To launch an IPO in London would be easy, since it has close links with Mongolia. The fact that Mongolia has established a partnership with London Stock Exchange Group to restructure and develop the Mongolian Stock Exchange adds to the sensibility of this move.
However, according to the Wall Street Journal, Erdenes Tavan Tolgoi plans to list in London by issuing global depositary receipts (GDR), which are easier to get approval for but tend to have lower liquidity than primary shares. Getting a primary listing in London is only possible by creating a new company registered in U.K., which can`t be done before the elections. Again, because of a rushed plan to make quick profits, the world class coal deposit may remain undervalued.
Notional shares of Erdenes Tavan Tolgoi had already been distributed to every Mongolian born before 31st of March 2011, making Mongolia a nation of shareholders. Could the fact that Mongolians own 20 percent of the Erdenes Tavan Tolgoi for free negatively affect its IPO? Initially it has been reported that trading will open once the market price of the Erdenes Tavan Tolgoi’s shares has been determined on international capital markets. However, politicians changed their minds, deciding to monetize shares distributed to the citizens before the elections.

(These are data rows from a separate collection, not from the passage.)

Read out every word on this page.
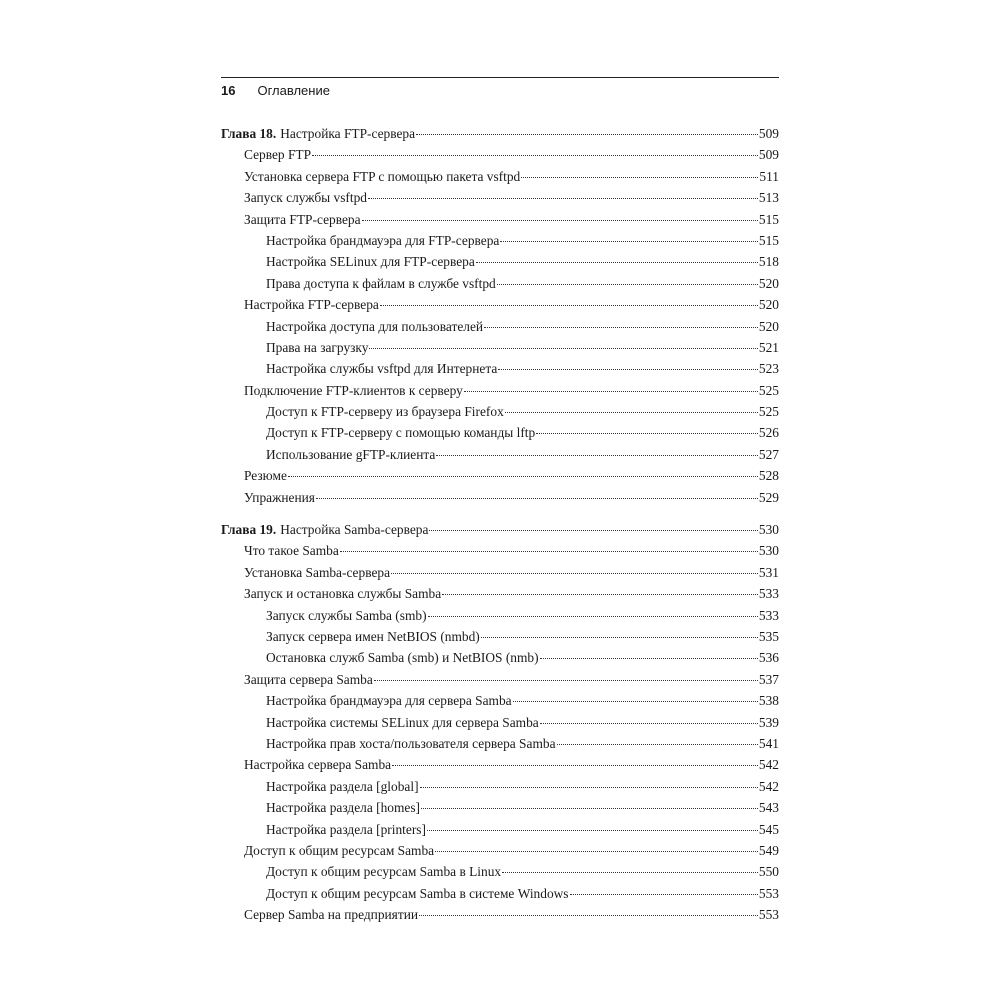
16 Оглавление
Глава 18. Настройка FTP-сервера	509
Сервер FTP	509
Установка сервера FTP с помощью пакета vsftpd	511
Запуск службы vsftpd	513
Защита FTP-сервера	515
Настройка брандмауэра для FTP-сервера	515
Настройка SELinux для FTP-сервера	518
Права доступа к файлам в службе vsftpd	520
Настройка FTP-сервера	520
Настройка доступа для пользователей	520
Права на загрузку	521
Настройка службы vsftpd для Интернета	523
Подключение FTP-клиентов к серверу	525
Доступ к FTP-серверу из браузера Firefox	525
Доступ к FTP-серверу с помощью команды lftp	526
Использование gFTP-клиента	527
Резюме	528
Упражнения	529
Глава 19. Настройка Samba-сервера	530
Что такое Samba	530
Установка Samba-сервера	531
Запуск и остановка службы Samba	533
Запуск службы Samba (smb)	533
Запуск сервера имен NetBIOS (nmbd)	535
Остановка служб Samba (smb) и NetBIOS (nmb)	536
Защита сервера Samba	537
Настройка брандмауэра для сервера Samba	538
Настройка системы SELinux для сервера Samba	539
Настройка прав хоста/пользователя сервера Samba	541
Настройка сервера Samba	542
Настройка раздела [global]	542
Настройка раздела [homes]	543
Настройка раздела [printers]	545
Доступ к общим ресурсам Samba	549
Доступ к общим ресурсам Samba в Linux	550
Доступ к общим ресурсам Samba в системе Windows	553
Сервер Samba на предприятии	553
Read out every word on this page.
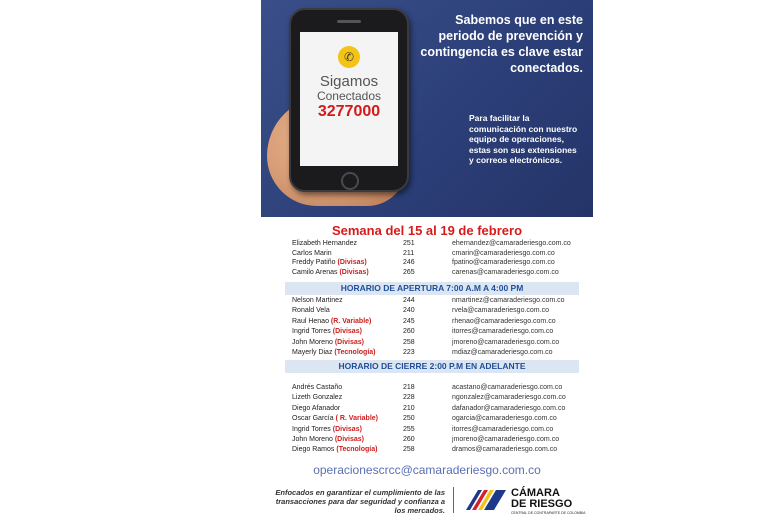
✆
Sigamos
Conectados
3277000
Sabemos que en este periodo de prevención y contingencia es clave estar conectados.
Para facilitar la comunicación con nuestro equipo de operaciones, estas son sus extensiones y correos electrónicos.
Semana del 15 al 19 de febrero
Elizabeth Hernandez	251	ehernandez@camaraderiesgo.com.co
Carlos Marin	211	cmarin@camaraderiesgo.com.co
Freddy Patiño (Divisas)	246	fpatino@camaraderiesgo.com.co
Camilo Arenas (Divisas)	265	carenas@camaraderiesgo.com.co
HORARIO DE APERTURA 7:00 A.M A 4:00 PM
Nelson Martinez	244	nmartinez@camaraderiesgo.com.co
Ronald Vela	240	rvela@camaraderiesgo.com.co
Raul Henao (R. Variable)	245	rhenao@camaraderiesgo.com.co
Ingrid Torres (Divisas)	260	itorres@camaraderiesgo.com.co
John Moreno (Divisas)	258	jmoreno@camaraderiesgo.com.co
Mayerly Diaz (Tecnología)	223	mdiaz@camaraderiesgo.com.co
HORARIO DE CIERRE 2:00 P.M EN ADELANTE
Andrés Castaño	218	acastano@camaraderiesgo.com.co
Lizeth Gonzalez	228	ngonzalez@camaraderiesgo.com.co
Diego Afanador	210	dafanador@camaraderiesgo.com.co
Oscar García ( R. Variable)	250	ogarcia@camaraderiesgo.com.co
Ingrid Torres (Divisas)	255	itorres@camaraderiesgo.com.co
John Moreno (Divisas)	260	jmoreno@camaraderiesgo.com.co
Diego Ramos (Tecnología)	258	dramos@camaraderiesgo.com.co
operacionescrcc@camaraderiesgo.com.co
Enfocados en garantizar el cumplimiento de las transacciones para dar seguridad y confianza a los mercados.
CÁMARA
DE RIESGO
CENTRAL DE CONTRAPARTE DE COLOMBIA
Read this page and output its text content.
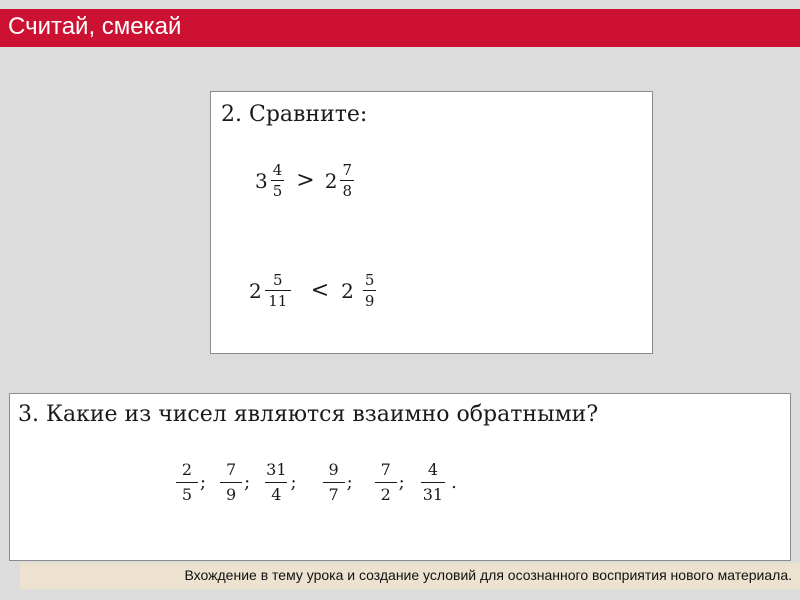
Считай, смекай
2. Сравните:
$3 \frac{4}{5} > 2 \frac{7}{8}$
$2 \frac{5}{11} < 2 \frac{5}{9}$
3. Какие из чисел являются взаимно обратными?
$\frac{2}{5}$ ; $\frac{7}{9}$ ; $\frac{31}{4}$ ; $\frac{9}{7}$ ; $\frac{7}{2}$ ; $\frac{4}{31}$ .
Вхождение в тему урока и создание условий для осознанного восприятия нового материала.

It has been announced that since February citizens could sell their shares to the government for one million MNT (1000 MNT per share). Doesn’t this suggest that the share price is already determined, ahead of the IPO? Handing out one million MNT worth of stock to 2.8 million people means giving away 2.8 trillion MNT or USD two billion worth of stocks. If 20 percent of the company valued at USD 2 billion, the entire price of the company’s stock value would naturally be set at USD 10 billion. According to the experts, that kind of expectations will affect the IPO process.
The government is rushing despite its lack of knowledge about how much money needs to be raised exactly. According to the Masa Igata`s estimation, rushing the IPO due to political reasons will take its total value down to 5-6 billion USD and raise between USD 1.5-1.8 billion. On the other hand, if the IPO is postponed until next year, the total value could reach USD 9-10 billion and raise USD 2.7-3 billion.
It’s also important to note that the market-value would be determined by investors at the London Stock Exchange. “This is the first time that one of our own strategic mines is going to be valued on the global market, and we should not be rushed on anything,” said B.Bold, member of the board of directors of the Mongolian Stock Exchange, in a recent interview with the Mongolian Mining Journal.